Boom and Bust

Arizona pot sales set to soar while opioid manufactures face court date

Chandler-based pharma-eutical company, Insys, found itself in a bit of an embarrassing situation when six of its top brass were arrested for pushing its opioid products last week.

If that name sounds familiar it's because Insys bankrolled the "No on Prop 205" campaign ran by Arizonans for Responsible Drug Policy. Turns out the Justice Department thinks Insys is responsible as well, especially when it comes to allegedly bribing doctors to overprescribe their fentanyl-based product, Subsys.

Insys's motivation behind the $500,000 donation—one of ARDP's largest—most likely had to do with their plans to roll out a marijuana-substitute spray, which uses tetrahydrocannabinol to similar effects as good, old-fashioned pot.

Opioid painkillers have been one of the major targets in an opioid epidemic that has swept the nation the past few years. While legal, their highly-addictive ingredients can lead to overdose, as was the case with musical phenomenon Prince last April.

Carmen Ortiz, U.S. attorney for the District of Massachusetts, said the charges were meant to send a "clear message" that the Justice Department is committed to cracking down on opioid use, "whether it is corporate greed or street level dealing."

In this case, it was kind of both. Former Insys CEO Michael Babich was arrested along with a couple of vice presidents and sales directors for allegedly paying doctors to prescribe more of their drug under the guise of fees for "educational lectures."

One would hope those educational lectures included Center for Disease Control findings that more than 28,000 people died from opioid use in 2014, and 165,000 people overdosed on prescription opioids between 1999 and 2014.

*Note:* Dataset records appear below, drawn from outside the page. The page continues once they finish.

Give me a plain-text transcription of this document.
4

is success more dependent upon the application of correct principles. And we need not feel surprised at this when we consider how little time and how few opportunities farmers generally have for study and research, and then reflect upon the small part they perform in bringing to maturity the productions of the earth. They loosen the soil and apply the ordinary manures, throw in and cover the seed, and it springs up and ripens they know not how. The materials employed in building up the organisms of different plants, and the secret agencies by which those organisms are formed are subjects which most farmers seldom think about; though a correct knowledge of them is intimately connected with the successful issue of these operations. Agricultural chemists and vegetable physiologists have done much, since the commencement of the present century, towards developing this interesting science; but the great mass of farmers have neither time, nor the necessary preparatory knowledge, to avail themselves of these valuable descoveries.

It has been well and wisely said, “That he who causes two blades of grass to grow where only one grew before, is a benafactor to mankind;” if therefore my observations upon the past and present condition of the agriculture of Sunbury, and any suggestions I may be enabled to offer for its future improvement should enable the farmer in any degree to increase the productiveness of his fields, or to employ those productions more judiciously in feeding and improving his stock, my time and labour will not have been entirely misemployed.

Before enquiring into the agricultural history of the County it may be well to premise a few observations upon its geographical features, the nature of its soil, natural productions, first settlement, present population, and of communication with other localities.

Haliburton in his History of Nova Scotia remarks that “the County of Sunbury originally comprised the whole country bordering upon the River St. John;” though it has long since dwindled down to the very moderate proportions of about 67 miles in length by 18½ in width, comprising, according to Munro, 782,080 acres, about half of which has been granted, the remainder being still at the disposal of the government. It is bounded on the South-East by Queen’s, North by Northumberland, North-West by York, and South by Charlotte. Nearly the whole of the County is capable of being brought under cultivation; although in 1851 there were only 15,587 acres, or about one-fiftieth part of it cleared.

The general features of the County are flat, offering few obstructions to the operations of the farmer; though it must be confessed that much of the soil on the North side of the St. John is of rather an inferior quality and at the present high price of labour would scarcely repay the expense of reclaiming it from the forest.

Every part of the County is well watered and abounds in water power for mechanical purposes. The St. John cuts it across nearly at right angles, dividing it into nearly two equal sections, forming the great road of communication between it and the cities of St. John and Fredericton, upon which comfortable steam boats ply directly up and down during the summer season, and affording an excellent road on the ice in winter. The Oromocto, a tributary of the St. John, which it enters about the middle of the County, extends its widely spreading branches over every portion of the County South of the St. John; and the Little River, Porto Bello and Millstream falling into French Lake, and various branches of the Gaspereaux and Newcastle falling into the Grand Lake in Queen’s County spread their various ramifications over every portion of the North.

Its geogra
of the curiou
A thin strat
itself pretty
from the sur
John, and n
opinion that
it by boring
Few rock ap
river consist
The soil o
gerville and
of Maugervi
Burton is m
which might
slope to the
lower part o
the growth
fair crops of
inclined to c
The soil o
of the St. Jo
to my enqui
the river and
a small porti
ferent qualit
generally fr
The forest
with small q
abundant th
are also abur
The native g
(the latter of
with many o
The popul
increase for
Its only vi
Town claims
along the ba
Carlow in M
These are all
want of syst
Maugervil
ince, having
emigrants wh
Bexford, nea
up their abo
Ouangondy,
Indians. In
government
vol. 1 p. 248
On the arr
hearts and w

Fortunately, that's where medical marijuana steps in. For many of those who may otherwise take opioid medication, marijuana offers a viable alternative, according to patient card holders.

In September, employee health benefit company Castlight Health found that states with medical marijuana have 50 percent fewer patients who qualified for opioid prescriptions. Mean annual rates of opioid overdose drop 24.8 percent in states with medical marijuana, per the Journal of the American Medical Association Internal Medicine.

A predicted rise in marijuana sales may continue to combat the opioid epidemic. According to a report from New Frontier Data and ArcView Market Research, Arizona is poised to just about double sales on medical marijuana by 2020, even while the cost of marijuana decreases.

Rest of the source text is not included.